B.2 Design in accordance to EN 1991-1-4.6


B.2.1 Buildings and structures falling outside the specifications of Clause 1.2 can be designed in
accordance to EN 1991-1-4.6.

B.2.2 In such a design process, the climatic information relevant to South Africa has to be used in
combination with the procedures specified in EN 1991-1.4.6.

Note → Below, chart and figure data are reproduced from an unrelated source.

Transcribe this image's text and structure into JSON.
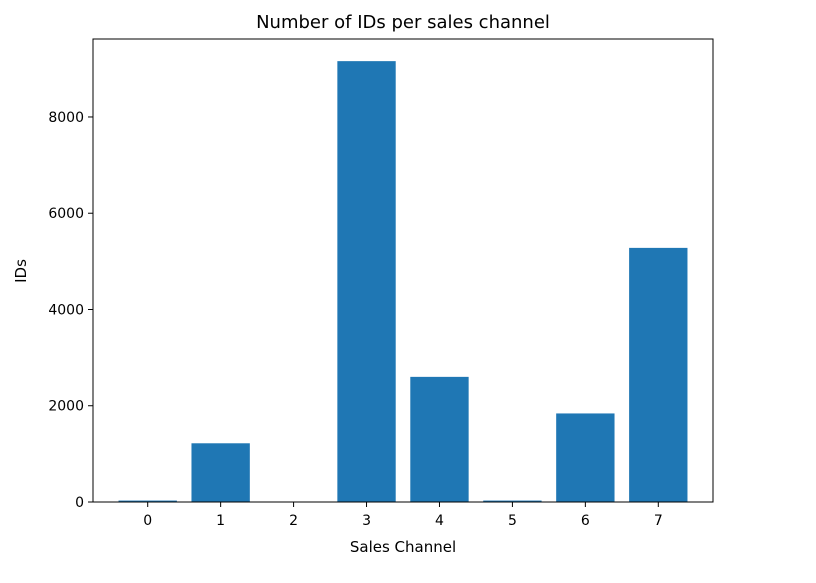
{
  "chart_data": {
    "type": "bar",
    "title": "Number of IDs per sales channel",
    "xlabel": "Sales Channel",
    "ylabel": "IDs",
    "categories": [
      "0",
      "1",
      "2",
      "3",
      "4",
      "5",
      "6",
      "7"
    ],
    "values": [
      30,
      1220,
      5,
      9160,
      2600,
      30,
      1840,
      5280
    ],
    "ylim": [
      0,
      9620
    ],
    "yticks": [
      "0",
      "2000",
      "4000",
      "6000",
      "8000"
    ],
    "ytick_values": [
      0,
      2000,
      4000,
      6000,
      8000
    ],
    "grid": false,
    "legend": "none",
    "bar_color": "#1f77b4"
  }
}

B.2.3 In this process the complexity of the South African wind climate regarding the dominance of
frontal winds in coastal areas and southern portion of the country and intense thunderstorms in northern inland need to be taken into account.

76

Annex C
(informative)

Wind tunnel as a design tool


C.1 Recommendations
Wind-tunnel tests are recommended for building and structures: a) of unusual geometric form, not covered in the code of practice b) of unusual dynamic response characteristics, c) placed in a terrain / environment with significant up-wind obstructions influencing the wind flow, and d) having severe consequence of failure.
NOTE: Large buildings and structures, especially those placed within the built-up environment, are also known to produce profound negative effects on the pedestrian level wind environment within their vicinity. Wind-tunnel environmental impact studies can be undertaken prior to the construction of such developments in order to identify the possible problematic areas and investigate the optimal ways of reducing the negative effects and risks.
Formatted: Bullets and Numbering

C.2 Minimum wind-tunnel testing requirements


C.2.1 Tests for the determination of mean and fluctuating forces and pressures shall be considered
to be properly conducted, only if all the following conditions are satisfied: a) the natural atmospheric boundary-layer has been modelled to account for the variation of wind speed with height, b) the atmospheric intensity of turbulence and its length scales of longitudinal component are modelled to approximately the same scale as that used to model the buildings and other structures, c) the modelled structure, surrounding structures and dominant topography are geometrically similar to the full-scale situation, d) due considerations are given to the effects of blockage and the response characteristics of the wind-tunnel instrumentation, e) for curved surfaces, due consideration is given to the effects of Reynolds numbers.

C.2.2 Tests for determining the dynamic response of structure may be considered properly
conducted only if the above listed requirements are met and if, in addition, the model is scaled with due regard to mass, length, stiffness and damping.